The right of application under the 1985 Act was deliberately left solely with the permanent trustee because he is the person charged by law with the ingathering of the debtor's estate for the benefit of all creditors. The permanent trustee is the person who is fully armed with all the information relating to the debtor's circumstances which would enable him to judge if an application was likely to succeed or was justified. He would not seek a determination unless there was the prospect of a reasonable contribution from the debtor's earnings which would justify the cost of collection.
It cannot be expected that creditors would have the information to make such an application, nor would it be appropriate for them to do so. Some creditors might be tempted to use such a power anomalously to pursue the debtor, not because they believed it was in the overall best interests of all—unlikely, perhaps, but a risk nevertheless.
It remains the Government's intention to require a debtor to provide information on his income and outgoings when presenting a petition for sequestration. Such information will need to be considered by the interim trustee and the permanent trustee before a full picture of the debtor's financial affairs emerges—sufficient to allow a successful application under section 32. I reassure my hon. Friend on this point, but I agree with the hon. Member for Moray in the sense that I do not believe that it would be workable for a determination to be made at the time of the award of sequestration by the sheriff. Even though information about the debtor's assets and liabilities had been lodged with the petition, it is unlikely that the debtor's full financial circumstances would have been properly investigated at the time sequestration was granted. In particular, the extent of any obligations to the debtor's family may not be readily apparent, so the sheriff would be acting in the dark to some extent.
Nor do I see any compelling reason to muddy the respective roles of the interim trustee and permanent trustee to allow the former to apply. The permanent trustee, with his much fuller knowledge of the debtor's financial affairs, is best placed to deal with such matters. I accept that limited use is made of the powers in section 799 32 at present. In the past two years or so, only 5 per cent. of debtors made any contribution from their income towards the estate. That is because many debtors are already on a low income or in receipt of state benefit and so are unable to contribute anything.
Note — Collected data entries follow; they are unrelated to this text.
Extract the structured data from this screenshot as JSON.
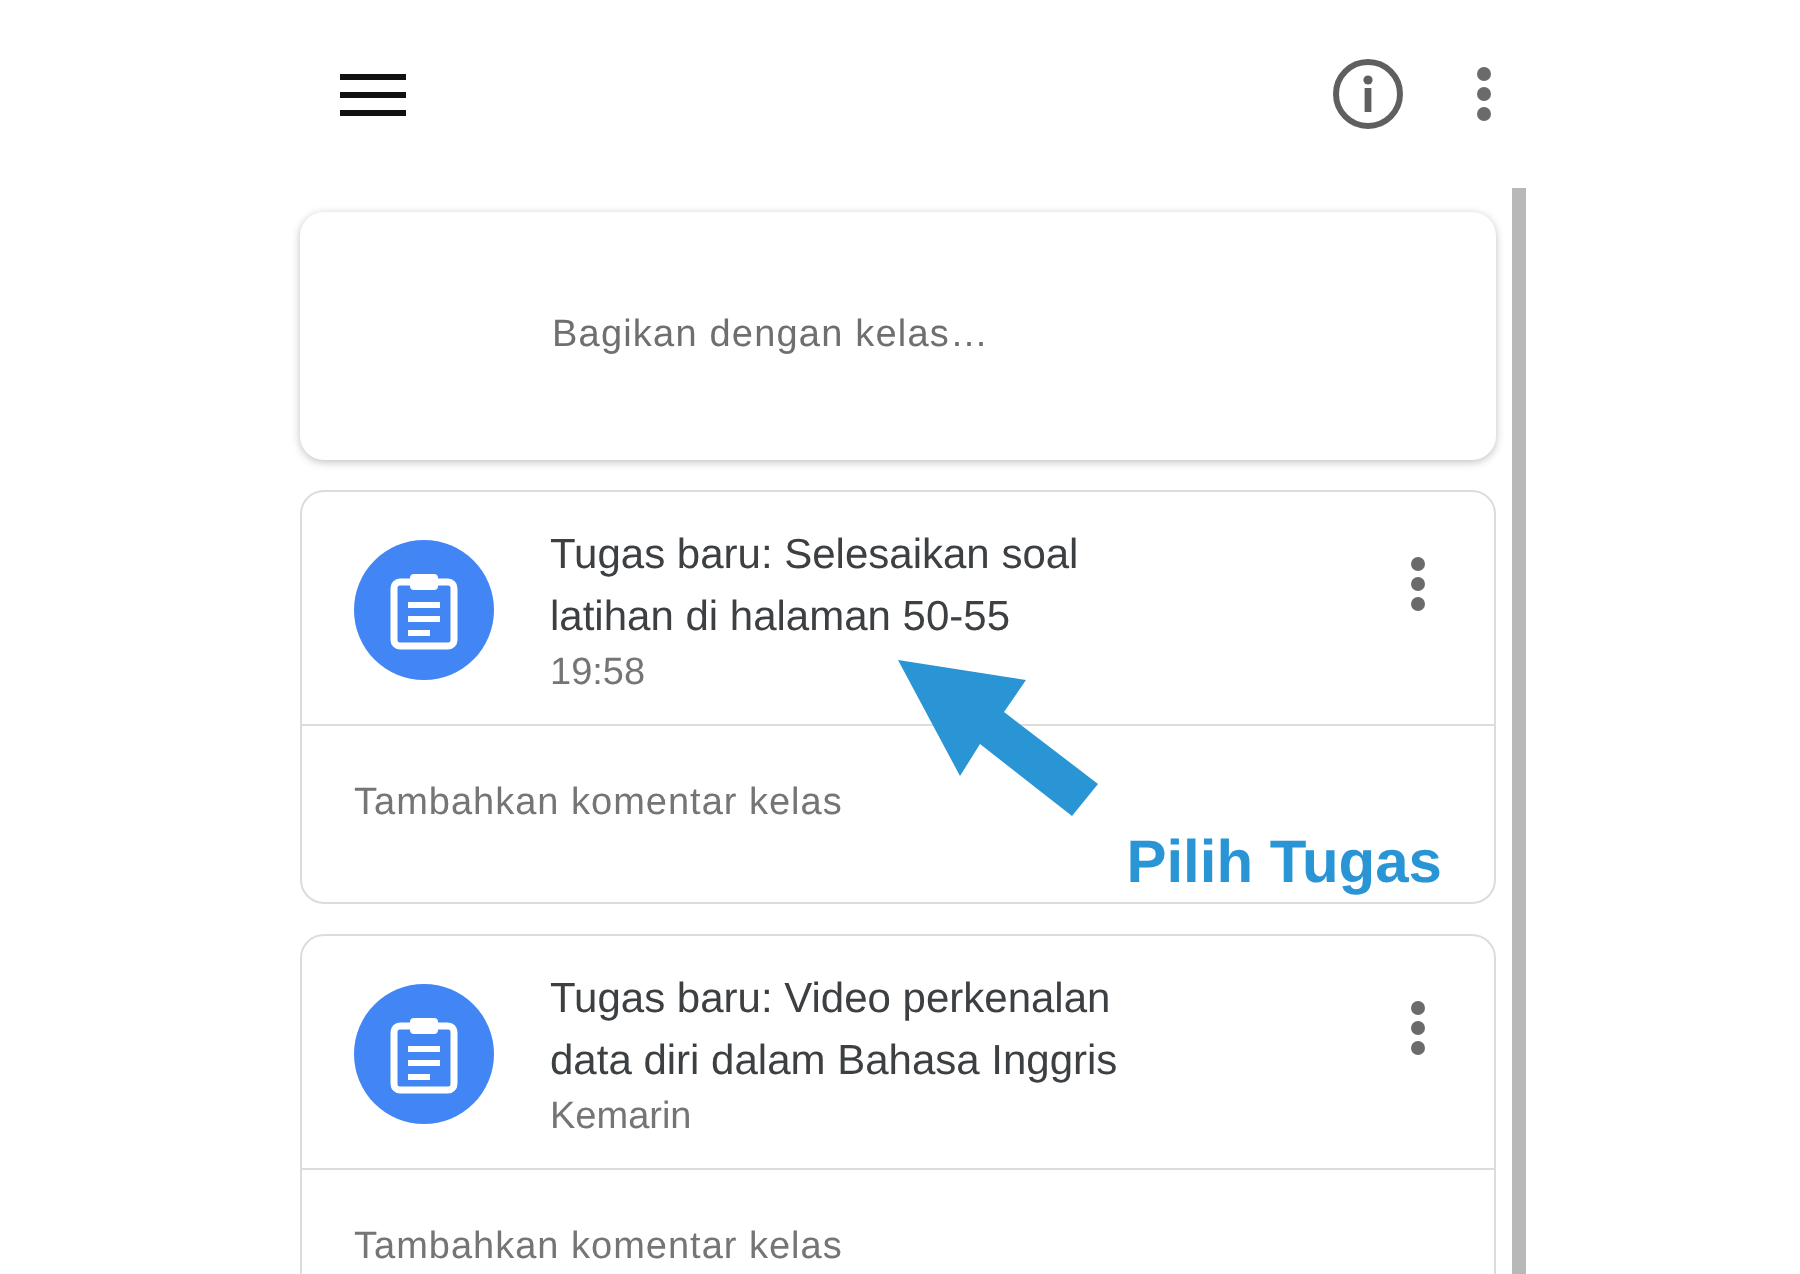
{
  "composer": {
    "placeholder": "Bagikan dengan kelas…"
  },
  "posts": [
    {
      "title": "Tugas baru: Selesaikan soal latihan di halaman 50-55",
      "time": "19:58",
      "comment_placeholder": "Tambahkan komentar kelas",
      "callout": "Pilih Tugas"
    },
    {
      "title": "Tugas baru: Video perkenalan data diri dalam Bahasa Inggris",
      "time": "Kemarin",
      "comment_placeholder": "Tambahkan komentar kelas"
    }
  ]
}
There may be scope to make greater use of the existing powers in some 10 to 15 per cent. of cases, but I believe that one must continue to rely on the professional judgment of the permanent trustee as to whether it makes sense to pursue a contribution from income, and leave the discretion with the sheriff. We should also bear in mind the fact that creditors already have the option of taking the trustee to court if they feel that he is not acting in their interest.
As so often in the course of our proceedings in the Bill, both sides are agreed on the need to strike a balance between the interests of debtors and creditors, although we have on occasion disagreed as to precisely how to strike that balance. My hon. Friend the Member for Tayside, North has done the House a service by raising these points today, but I must repeat that the basic structure and approach of section 32 is the correct one. Perhaps greater encouragement could be given to its use in future. I hope that, in the light of the practical problems that I have outlined, my hon. Friend will not press his new clause.
§ Mr. Bill WalkerI accept what my hon. Friend says about section 32. I imagine that these matters will be debated at considerable length in the other place. I do not want to detain the House by talking about what happens in a sheriff's court in other areas on which the sheriff does decide; nor do I wish to force these matters to a Division. Therefore, I beg to ask leave to withdraw the motion.
§ Motion and clause, by leave, withdrawn.